Care for a cup of ‘scandal water’?
It goes without saying that we are partial to a good cup of tea here at Penhaligon’s. But where did the British obsession with tea begin? We invited the founder of the Rare Tea Company, Henrietta Lovell, to enlighten us over a pot of Earl Grey. (Mind you don’t burn the leaves, dear.)
Good afternoon, Henrietta. Tell us, when did tea come to Britain? How was it enjoyed in the past?
Tea came to Britain at the end of the 17th century, and to begin with, it was purely the preserve of the aristocracy. It was expensive, more precious than brandy, Champagne, or pretty much anything else you had in your house, so was often kept under lock and key.
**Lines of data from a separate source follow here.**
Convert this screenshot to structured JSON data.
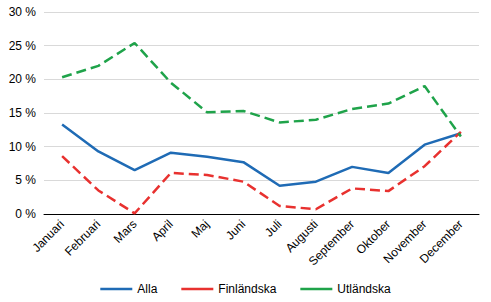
{
  "chart_data": {
    "type": "line",
    "categories": [
      "Januari",
      "Februari",
      "Mars",
      "April",
      "Maj",
      "Juni",
      "Juli",
      "Augusti",
      "September",
      "Oktober",
      "November",
      "December"
    ],
    "series": [
      {
        "name": "Alla",
        "color": "#1f6bb5",
        "line_style": "solid",
        "values": [
          13.3,
          9.3,
          6.5,
          9.1,
          8.5,
          7.7,
          4.2,
          4.8,
          7.0,
          6.1,
          10.3,
          12.0
        ]
      },
      {
        "name": "Finländska",
        "color": "#e8312f",
        "line_style": "dashed",
        "values": [
          8.6,
          3.5,
          0.1,
          6.1,
          5.8,
          4.8,
          1.2,
          0.7,
          3.8,
          3.4,
          7.1,
          12.2
        ]
      },
      {
        "name": "Utländska",
        "color": "#1fa34a",
        "line_style": "dashed",
        "values": [
          20.3,
          22.0,
          25.4,
          19.5,
          15.1,
          15.3,
          13.6,
          14.0,
          15.6,
          16.4,
          19.0,
          11.5
        ]
      }
    ],
    "ylim": [
      0,
      30
    ],
    "yticks": [
      {
        "value": 0,
        "label": "0 %"
      },
      {
        "value": 5,
        "label": "5 %"
      },
      {
        "value": 10,
        "label": "10 %"
      },
      {
        "value": 15,
        "label": "15 %"
      },
      {
        "value": 20,
        "label": "20 %"
      },
      {
        "value": 25,
        "label": "25 %"
      },
      {
        "value": 30,
        "label": "30 %"
      }
    ],
    "grid": true,
    "legend": "bottom"
  }
}
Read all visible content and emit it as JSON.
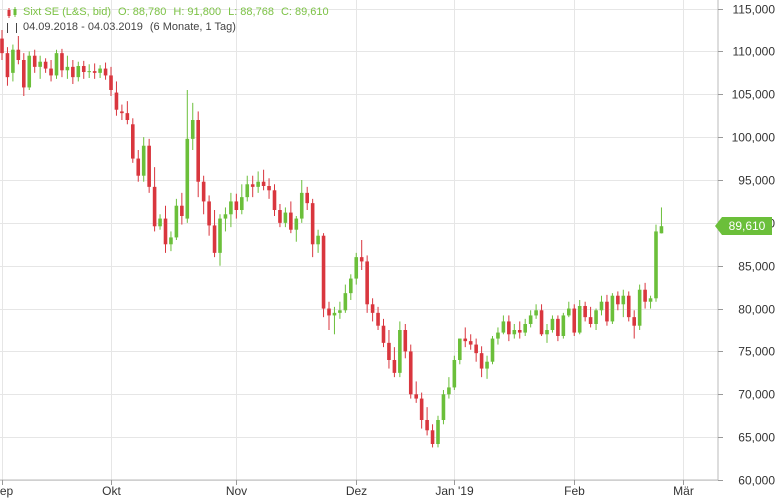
{
  "legend": {
    "instrument": "Sixt SE (L&S, bid)",
    "open": "O: 88,780",
    "high": "H: 91,800",
    "low": "L: 88,768",
    "close": "C: 89,610",
    "range": "04.09.2018 - 04.03.2019",
    "period": "(6 Monate, 1 Tag)"
  },
  "last_price_label": "89,610",
  "colors": {
    "up": "#6bbf3a",
    "down": "#d9363e",
    "legend": "#7cc245",
    "grid": "#e6e6e6"
  },
  "chart_data": {
    "type": "candlestick",
    "title": "Sixt SE (L&S, bid)",
    "ylim": [
      60000,
      116000
    ],
    "y_ticks": [
      {
        "value": 115000,
        "label": "115,000"
      },
      {
        "value": 110000,
        "label": "110,000"
      },
      {
        "value": 105000,
        "label": "105,000"
      },
      {
        "value": 100000,
        "label": "100,000"
      },
      {
        "value": 95000,
        "label": "95,000"
      },
      {
        "value": 90000,
        "label": "90,000"
      },
      {
        "value": 85000,
        "label": "85,000"
      },
      {
        "value": 80000,
        "label": "80,000"
      },
      {
        "value": 75000,
        "label": "75,000"
      },
      {
        "value": 70000,
        "label": "70,000"
      },
      {
        "value": 65000,
        "label": "65,000"
      },
      {
        "value": 60000,
        "label": "60,000"
      }
    ],
    "x_ticks": [
      {
        "index": 0,
        "label": "Sep"
      },
      {
        "index": 20,
        "label": "Okt"
      },
      {
        "index": 43,
        "label": "Nov"
      },
      {
        "index": 65,
        "label": "Dez"
      },
      {
        "index": 83,
        "label": "Jan '19"
      },
      {
        "index": 105,
        "label": "Feb"
      },
      {
        "index": 125,
        "label": "Mär"
      }
    ],
    "last_value": 89610,
    "ohlc": [
      [
        111500,
        112500,
        109000,
        109800
      ],
      [
        109800,
        110500,
        106000,
        107000
      ],
      [
        107500,
        110800,
        106500,
        110200
      ],
      [
        110200,
        111800,
        108500,
        109000
      ],
      [
        109000,
        109800,
        104800,
        105800
      ],
      [
        105800,
        110000,
        105500,
        109500
      ],
      [
        109500,
        110200,
        107500,
        108200
      ],
      [
        108200,
        109500,
        106800,
        108800
      ],
      [
        108800,
        109200,
        107500,
        108000
      ],
      [
        108000,
        109000,
        106500,
        107200
      ],
      [
        107200,
        110200,
        106800,
        109800
      ],
      [
        109800,
        110300,
        107000,
        107800
      ],
      [
        107800,
        109500,
        106800,
        108200
      ],
      [
        108200,
        109000,
        106200,
        107000
      ],
      [
        107000,
        108800,
        106500,
        108300
      ],
      [
        108300,
        108900,
        106800,
        107600
      ],
      [
        107600,
        108500,
        106900,
        107700
      ],
      [
        107700,
        108600,
        106800,
        107500
      ],
      [
        107500,
        108400,
        106900,
        108000
      ],
      [
        108000,
        108700,
        106700,
        107200
      ],
      [
        107200,
        108200,
        104800,
        105500
      ],
      [
        105200,
        106500,
        102500,
        103200
      ],
      [
        103000,
        103800,
        102000,
        102800
      ],
      [
        102800,
        104200,
        101500,
        102000
      ],
      [
        101500,
        102200,
        97000,
        97500
      ],
      [
        97500,
        98500,
        94800,
        95500
      ],
      [
        95500,
        100000,
        94800,
        99000
      ],
      [
        99000,
        99800,
        93500,
        94200
      ],
      [
        94200,
        96500,
        89000,
        89600
      ],
      [
        89600,
        91000,
        89200,
        90500
      ],
      [
        90500,
        92000,
        86500,
        87500
      ],
      [
        87500,
        89000,
        86700,
        88300
      ],
      [
        88300,
        92800,
        88000,
        92000
      ],
      [
        92000,
        93500,
        89800,
        90800
      ],
      [
        90500,
        105500,
        90000,
        99800
      ],
      [
        99800,
        104000,
        98500,
        102000
      ],
      [
        102000,
        103000,
        93000,
        94800
      ],
      [
        94800,
        95500,
        91000,
        92500
      ],
      [
        92500,
        93200,
        88500,
        89700
      ],
      [
        89700,
        91500,
        86000,
        86500
      ],
      [
        86500,
        91000,
        85000,
        90500
      ],
      [
        90500,
        91800,
        89000,
        91000
      ],
      [
        91000,
        93500,
        89500,
        92500
      ],
      [
        92500,
        93400,
        90500,
        91500
      ],
      [
        91500,
        94500,
        91000,
        93000
      ],
      [
        93000,
        95500,
        92500,
        94500
      ],
      [
        94500,
        95500,
        93000,
        94200
      ],
      [
        94200,
        96000,
        93500,
        94800
      ],
      [
        94800,
        96200,
        93800,
        94300
      ],
      [
        94300,
        95200,
        92800,
        93800
      ],
      [
        93800,
        94500,
        90800,
        91500
      ],
      [
        91500,
        92200,
        89500,
        90000
      ],
      [
        90000,
        91800,
        89500,
        91200
      ],
      [
        91200,
        92500,
        88800,
        89200
      ],
      [
        89200,
        90800,
        87800,
        90500
      ],
      [
        90500,
        95000,
        90000,
        93500
      ],
      [
        93500,
        94200,
        91500,
        92300
      ],
      [
        92300,
        92800,
        86000,
        87500
      ],
      [
        87500,
        89200,
        86500,
        88500
      ],
      [
        88500,
        88800,
        79000,
        80000
      ],
      [
        80000,
        80800,
        77500,
        79200
      ],
      [
        79200,
        80200,
        77000,
        79500
      ],
      [
        79500,
        80800,
        78800,
        79800
      ],
      [
        79800,
        82800,
        79500,
        81800
      ],
      [
        81800,
        84000,
        81000,
        83500
      ],
      [
        83500,
        86500,
        82800,
        86000
      ],
      [
        86000,
        88000,
        84500,
        85500
      ],
      [
        85500,
        86200,
        79500,
        80500
      ],
      [
        80500,
        81200,
        78500,
        79500
      ],
      [
        79500,
        80200,
        77500,
        78000
      ],
      [
        78000,
        78800,
        75500,
        76000
      ],
      [
        76000,
        77500,
        73000,
        74000
      ],
      [
        74000,
        75500,
        72000,
        72500
      ],
      [
        72500,
        78500,
        72000,
        77500
      ],
      [
        77500,
        78200,
        74200,
        75000
      ],
      [
        75000,
        75800,
        69500,
        70000
      ],
      [
        70000,
        71500,
        69000,
        69500
      ],
      [
        69500,
        70200,
        66000,
        67000
      ],
      [
        67000,
        68500,
        65200,
        65800
      ],
      [
        65800,
        66500,
        63800,
        64200
      ],
      [
        64200,
        67500,
        63800,
        67000
      ],
      [
        67000,
        70500,
        66500,
        70000
      ],
      [
        70000,
        72000,
        69500,
        70800
      ],
      [
        70800,
        74500,
        70500,
        74000
      ],
      [
        74000,
        76500,
        73500,
        76500
      ],
      [
        76500,
        77800,
        75500,
        76200
      ],
      [
        76200,
        77000,
        75200,
        75800
      ],
      [
        75800,
        76500,
        73800,
        74800
      ],
      [
        74800,
        75600,
        72000,
        73000
      ],
      [
        73000,
        74500,
        71800,
        73800
      ],
      [
        73800,
        76800,
        73500,
        76500
      ],
      [
        76500,
        77800,
        75800,
        77200
      ],
      [
        77200,
        79200,
        77000,
        78500
      ],
      [
        78500,
        79200,
        76200,
        77000
      ],
      [
        77000,
        78200,
        76500,
        77500
      ],
      [
        77500,
        78500,
        76500,
        77200
      ],
      [
        77200,
        78800,
        76800,
        78200
      ],
      [
        78200,
        79800,
        77800,
        79200
      ],
      [
        79200,
        80500,
        78800,
        79800
      ],
      [
        79800,
        80500,
        76800,
        77000
      ],
      [
        77000,
        78200,
        76000,
        77500
      ],
      [
        77500,
        79200,
        77200,
        78800
      ],
      [
        78800,
        79200,
        76200,
        76800
      ],
      [
        76800,
        79500,
        76500,
        79200
      ],
      [
        79200,
        80800,
        79000,
        80000
      ],
      [
        80000,
        80500,
        76800,
        77200
      ],
      [
        77200,
        81000,
        77000,
        80300
      ],
      [
        80300,
        80800,
        78500,
        79000
      ],
      [
        79000,
        80200,
        77800,
        78200
      ],
      [
        78200,
        80000,
        77500,
        79800
      ],
      [
        79800,
        81500,
        79200,
        80800
      ],
      [
        80800,
        81600,
        78000,
        78500
      ],
      [
        78500,
        81800,
        78200,
        81500
      ],
      [
        81500,
        82000,
        79800,
        80500
      ],
      [
        80500,
        82200,
        79000,
        81500
      ],
      [
        81500,
        82000,
        78500,
        79000
      ],
      [
        79000,
        79800,
        76500,
        78000
      ],
      [
        78000,
        82800,
        77500,
        82200
      ],
      [
        82200,
        83000,
        80000,
        80800
      ],
      [
        80800,
        81500,
        80000,
        81200
      ],
      [
        81200,
        89800,
        80800,
        89000
      ],
      [
        88780,
        91800,
        88768,
        89610
      ]
    ]
  },
  "axis": {
    "y_labels": [
      "115,000",
      "110,000",
      "105,000",
      "100,000",
      "95,000",
      "90,000",
      "85,000",
      "80,000",
      "75,000",
      "70,000",
      "65,000",
      "60,000"
    ],
    "x_labels": [
      "Sep",
      "Okt",
      "Nov",
      "Dez",
      "Jan '19",
      "Feb",
      "Mär"
    ]
  }
}
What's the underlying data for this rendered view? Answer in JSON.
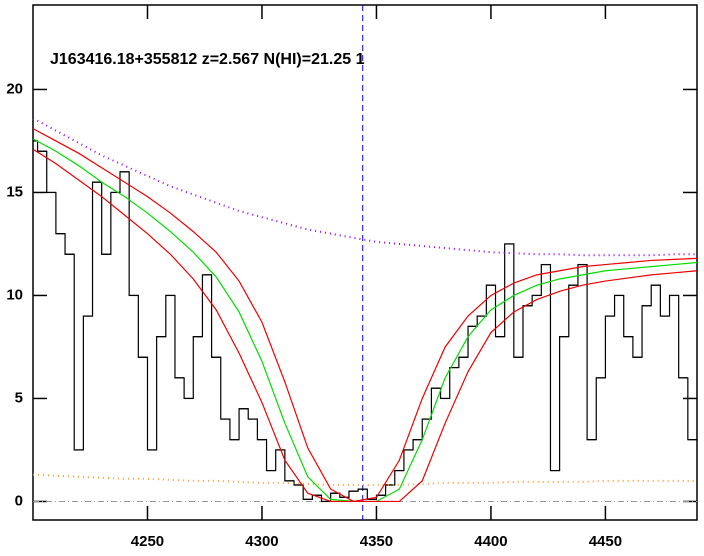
{
  "chart_data": {
    "type": "line",
    "title": "J163416.18+355812 z=2.567 N(HI)=21.25 1",
    "xlim": [
      4200,
      4490
    ],
    "ylim": [
      -0.9,
      24.1
    ],
    "xticks": [
      4250,
      4300,
      4350,
      4400,
      4450
    ],
    "yticks": [
      0,
      5,
      10,
      15,
      20
    ],
    "reference_x": 4344,
    "reference_x_color": "#0000ff",
    "reference_y": 0,
    "reference_y_color": "#999999",
    "series": [
      {
        "color": "#000000",
        "style": "step",
        "x": [
          4200,
          4204,
          4208,
          4212,
          4216,
          4220,
          4224,
          4228,
          4232,
          4236,
          4240,
          4244,
          4248,
          4252,
          4256,
          4260,
          4264,
          4268,
          4272,
          4276,
          4280,
          4284,
          4288,
          4292,
          4296,
          4300,
          4304,
          4308,
          4312,
          4316,
          4320,
          4324,
          4328,
          4332,
          4336,
          4340,
          4344,
          4348,
          4352,
          4356,
          4360,
          4364,
          4368,
          4372,
          4376,
          4380,
          4384,
          4388,
          4392,
          4396,
          4400,
          4404,
          4408,
          4412,
          4416,
          4420,
          4424,
          4428,
          4432,
          4436,
          4440,
          4444,
          4448,
          4452,
          4456,
          4460,
          4464,
          4468,
          4472,
          4476,
          4480,
          4484,
          4488
        ],
        "values": [
          17.5,
          17,
          15,
          13,
          12,
          2.5,
          9,
          15.5,
          12,
          15,
          16,
          10,
          7,
          2.5,
          8,
          10,
          6,
          5,
          8,
          11,
          7,
          4,
          3,
          4.5,
          4,
          3,
          1.5,
          2.5,
          1,
          0.8,
          0.1,
          0.3,
          0,
          0.4,
          0.2,
          0.5,
          0.6,
          0.1,
          0.3,
          0.8,
          1.5,
          2.5,
          3,
          4,
          5.5,
          5,
          6.5,
          7,
          8.5,
          9,
          10.5,
          8,
          12.5,
          7,
          9.5,
          10,
          11.5,
          1.5,
          8,
          10.5,
          11.5,
          3,
          6,
          9,
          10,
          8,
          7,
          9.5,
          10.5,
          9,
          10,
          6,
          3
        ]
      },
      {
        "color": "#9900ff",
        "style": "dotted",
        "x": [
          4200,
          4210,
          4220,
          4230,
          4240,
          4250,
          4260,
          4270,
          4280,
          4290,
          4300,
          4310,
          4320,
          4330,
          4340,
          4350,
          4360,
          4370,
          4380,
          4390,
          4400,
          4410,
          4420,
          4430,
          4440,
          4450,
          4460,
          4470,
          4480,
          4490
        ],
        "values": [
          18.6,
          18.0,
          17.4,
          16.8,
          16.3,
          15.8,
          15.3,
          14.9,
          14.5,
          14.1,
          13.8,
          13.5,
          13.2,
          13.0,
          12.8,
          12.6,
          12.5,
          12.4,
          12.3,
          12.2,
          12.1,
          12.05,
          12.0,
          12.0,
          11.95,
          11.95,
          11.95,
          11.95,
          12.0,
          12.0
        ]
      },
      {
        "color": "#ff9933",
        "style": "dotted",
        "x": [
          4200,
          4210,
          4220,
          4230,
          4240,
          4250,
          4260,
          4270,
          4280,
          4290,
          4300,
          4310,
          4320,
          4330,
          4340,
          4350,
          4360,
          4370,
          4380,
          4390,
          4400,
          4410,
          4420,
          4430,
          4440,
          4450,
          4460,
          4470,
          4480,
          4490
        ],
        "values": [
          1.3,
          1.25,
          1.2,
          1.15,
          1.1,
          1.1,
          1.05,
          1.0,
          1.0,
          0.95,
          0.9,
          0.9,
          0.85,
          0.8,
          0.8,
          0.8,
          0.8,
          0.85,
          0.9,
          0.9,
          0.9,
          0.95,
          0.95,
          0.95,
          0.95,
          1.0,
          1.0,
          1.0,
          1.0,
          1.0
        ]
      },
      {
        "color": "#00dd00",
        "style": "solid",
        "x": [
          4200,
          4210,
          4220,
          4230,
          4240,
          4250,
          4260,
          4270,
          4280,
          4290,
          4300,
          4310,
          4320,
          4330,
          4340,
          4350,
          4360,
          4370,
          4380,
          4390,
          4400,
          4410,
          4420,
          4430,
          4440,
          4450,
          4460,
          4470,
          4480,
          4490
        ],
        "values": [
          17.6,
          17.0,
          16.3,
          15.5,
          14.8,
          14.0,
          13.1,
          12.1,
          10.9,
          9.2,
          6.8,
          3.8,
          1.2,
          0.1,
          0,
          0,
          0.6,
          3,
          6,
          8,
          9.3,
          10.0,
          10.5,
          10.8,
          11.0,
          11.2,
          11.3,
          11.4,
          11.5,
          11.6
        ]
      },
      {
        "color": "#ee0000",
        "style": "solid",
        "x": [
          4200,
          4210,
          4220,
          4230,
          4240,
          4250,
          4260,
          4270,
          4280,
          4290,
          4300,
          4310,
          4320,
          4330,
          4340,
          4350,
          4360,
          4370,
          4380,
          4390,
          4400,
          4410,
          4420,
          4430,
          4440,
          4450,
          4460,
          4470,
          4480,
          4490
        ],
        "values": [
          18.1,
          17.5,
          16.9,
          16.2,
          15.5,
          14.8,
          14.0,
          13.1,
          12.1,
          10.7,
          8.7,
          5.8,
          2.6,
          0.6,
          0,
          0.2,
          2.0,
          5.0,
          7.5,
          9.0,
          10.0,
          10.6,
          11.0,
          11.2,
          11.4,
          11.5,
          11.6,
          11.7,
          11.75,
          11.8
        ]
      },
      {
        "color": "#ee0000",
        "style": "solid",
        "x": [
          4200,
          4210,
          4220,
          4230,
          4240,
          4250,
          4260,
          4270,
          4280,
          4290,
          4300,
          4310,
          4320,
          4330,
          4340,
          4350,
          4360,
          4370,
          4380,
          4390,
          4400,
          4410,
          4420,
          4430,
          4440,
          4450,
          4460,
          4470,
          4480,
          4490
        ],
        "values": [
          17.1,
          16.4,
          15.6,
          14.8,
          13.9,
          13.0,
          12.0,
          10.8,
          9.3,
          7.2,
          4.8,
          2.0,
          0.4,
          0,
          0,
          0,
          0,
          1.0,
          3.8,
          6.3,
          8.2,
          9.2,
          9.8,
          10.2,
          10.5,
          10.7,
          10.85,
          11.0,
          11.1,
          11.2
        ]
      }
    ]
  }
}
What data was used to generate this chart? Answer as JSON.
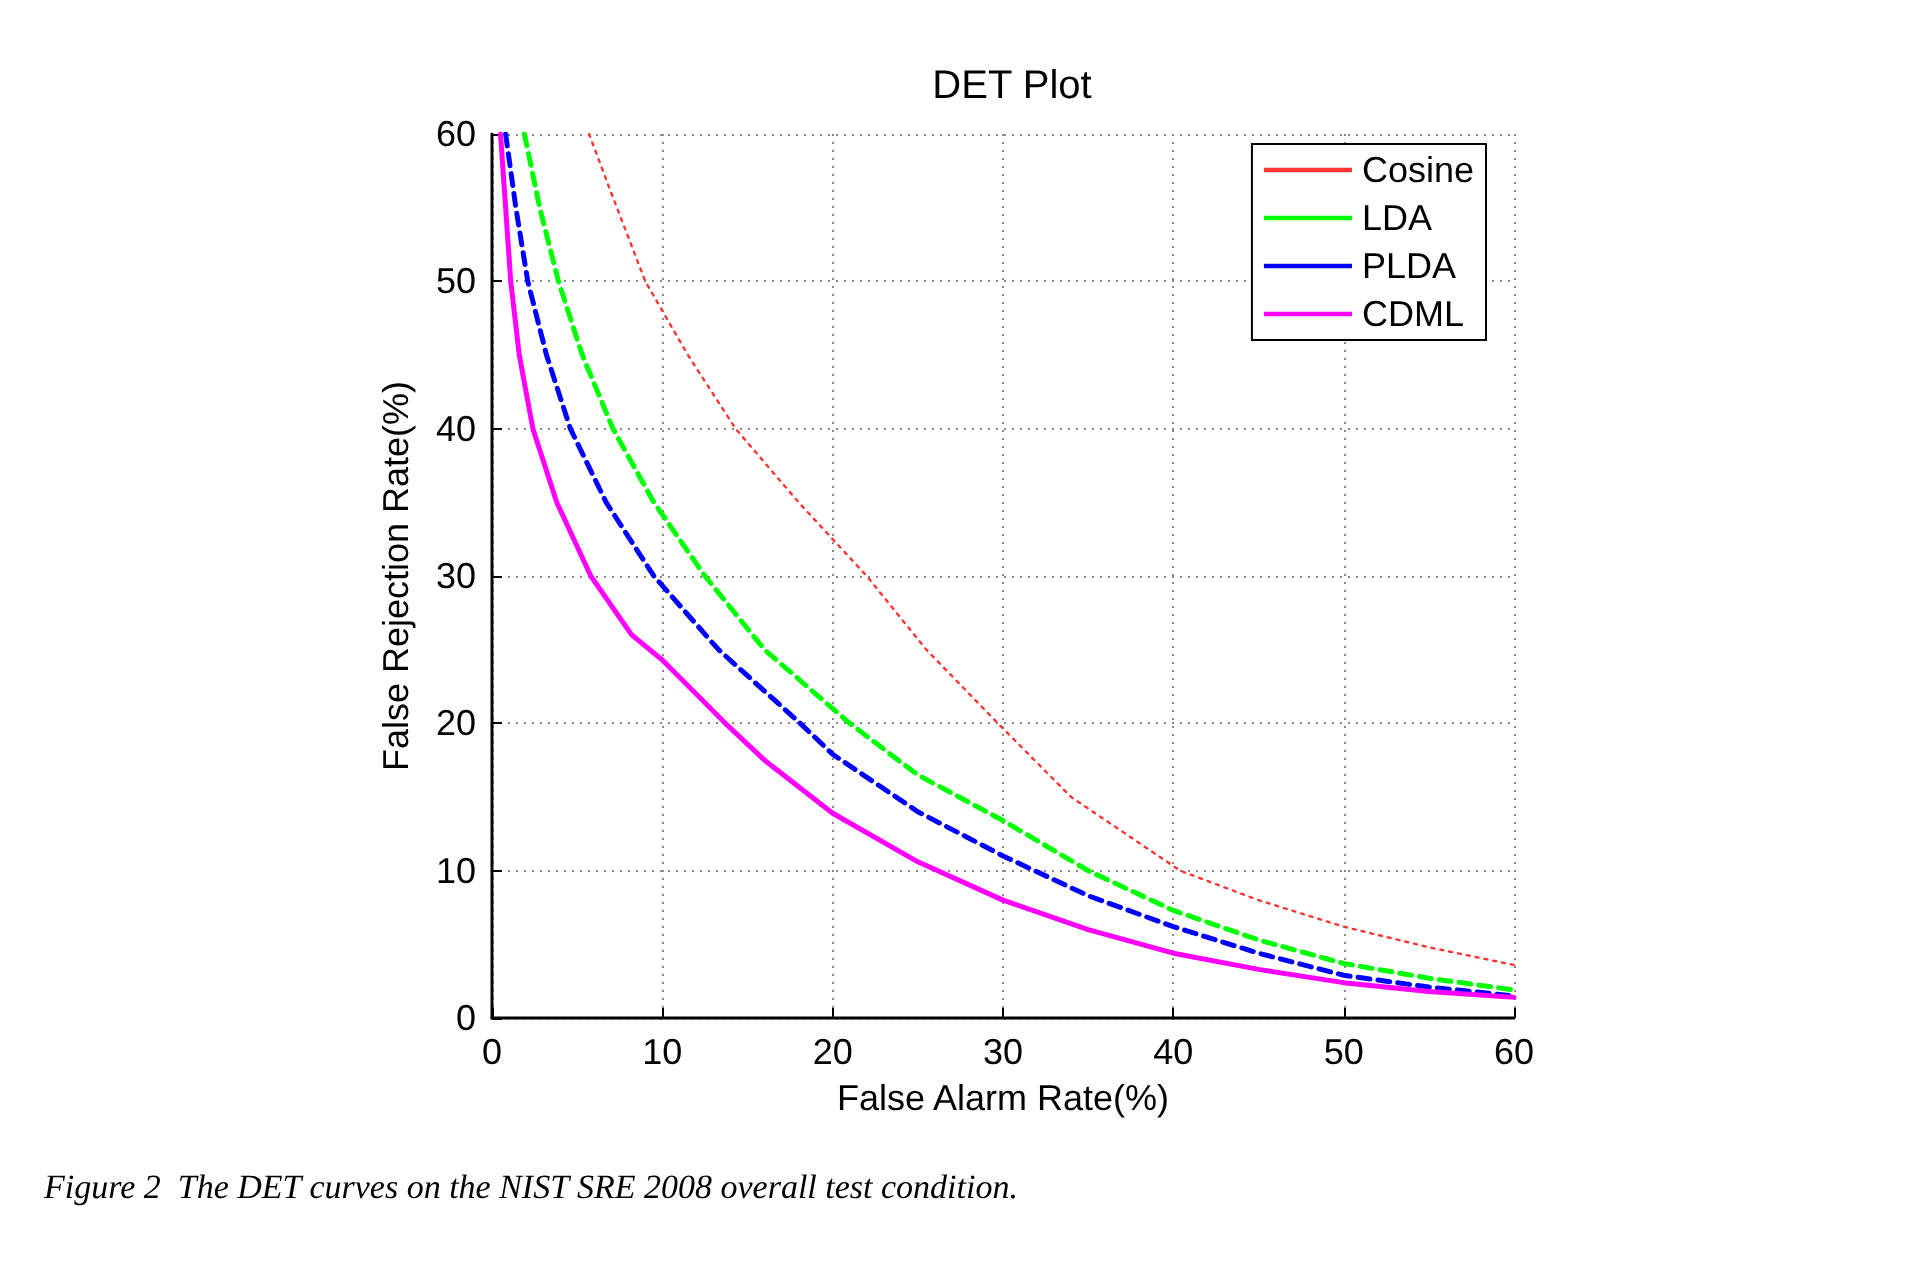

Because it was so prized, tea-making was carried out extremely carefully, to an exact leaf/water ratio and brewing temperature. An over-brewed cup simply wouldn’t do!
Your selection of teas would have signified your good taste and standing in society. You might even have had a bespoke blend made to show loyalty to a particular shop.
How marvellous. And when did those without royal blood begin to partake?
Indeed. Gradually, tea did become more affordable. Everyone would buy the best they could afford, be it cheaper, darker tea that required the addition of milk to counteract the bitterness, or the very best that money could buy. The household’s best tea would be kept for special occasions, like a wedding, or a visit from the vicar.
Was it around this time that afternoon tea was established?
Not quite as we know it today, in the formal sense of cake stands and cucumber sandwiches. That kind of afternoon tea came later, in the 1970s, in places like The Ritz.
In the 18th century, you would drink tea in the afternoon to tide yourself over until dinner time at eight o’clock – the servants ate at six, hence the wait. You might have a little bite to eat with your tea, but nothing too elaborate.
It was around this time that tea got the nickname ‘scandal water’, because everyone would sit around gossiping as they sipped. Taking part in this ritual was another way to signify your wealth, demonstrating to your peers that you had leisure time.
So when did tea in England change from a refined luxury to an everyday staple?
During the Second World War. You’ve got U-boats all around the country, Germany’s trying to starve the British out, and the government has to take over the supply of goods. You can no longer go to the grocer and buy your beautiful tea – now, it’s standard issue government tea, and even that’s strictly rationed.
After the war, supermarkets came along, stealing trade from local grocers. This put pressure on tea producers to make an even cheaper product, and that’s how we ended up with builder’s tea, with its flat, industrial flavour.
And now we’ve come full circle.
Exactly. High-quality tea has come back into fashion, with every good hotel and restaurant now boasting an impressive tea list. This resurgence has happened in the last 10 years, and I like to think we’ve had something to do with that!